As the science and technology progress, Powell says genome sequencing can sometimes detect rare genetic changes that can be associated with rare genetic conditions.
“It can also detect changes that are associated with a person being a carrier for a condition such as cystic fibrosis,” she said.
But that shows up more often in tests, Powell said, because everyone carries genes for conditions such as cystic fibrosis or sickle cell anemia. Those conditions only manifest in a small sector of the general population but can have lifelong impacts as a child develops.
“Some people are interested in knowing this information and others are not interested,” Powell said.
While having that information can help parents plan for either planning treatments or merely watching for symptoms, it can have other effects. These include creating barriers for insurance coverage or simply making parents worry too much.
Powell says any decisions parents make should include a genetic specialist. That includes whether to have the test or not.

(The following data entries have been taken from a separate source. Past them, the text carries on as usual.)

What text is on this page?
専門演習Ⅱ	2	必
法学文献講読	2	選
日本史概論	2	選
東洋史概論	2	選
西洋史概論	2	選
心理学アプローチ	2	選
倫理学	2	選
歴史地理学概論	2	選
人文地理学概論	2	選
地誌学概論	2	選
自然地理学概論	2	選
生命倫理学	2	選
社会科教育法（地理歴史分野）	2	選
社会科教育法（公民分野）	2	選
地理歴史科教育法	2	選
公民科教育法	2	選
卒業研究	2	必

In the future, there may be specific conditions that can be detected using genome sequencing to only look at specific genes (versus sequencing and analyzing all the genes) that will be helpful to know about even in healthy babies.
“Time will tell,” Powell said.
She added the testing is currently too expensive to be feasible for everyone.
Genetics remains a rapidly accelerating field, where science and its commercial applications aren’t exactly holding pace with ethics and regulation.
A simple prick or swab of a person’s DNA could end up in a database in an online environment where data breaches are common.
The proliferation of tests such as 23andMe are now helping police solve cold murder cases — including “Golden State Killer” Joseph James DeAngelo — because of shared databases from voluntary uploads from distant family members.
Supporters say those genetic databases are doing a public good by catching serial killers, but that data is far beyond any single person’s control.
That leaves parents with a lot of questions, from understanding what they can know now to what they can’t control later on.
While some parents are throwing lavish gender reveal parties, others want the child’s gender to be a surprise at their birth, the way it has been for the majority of the time people have been on Earth.
For now, parenting still isn’t an exact science.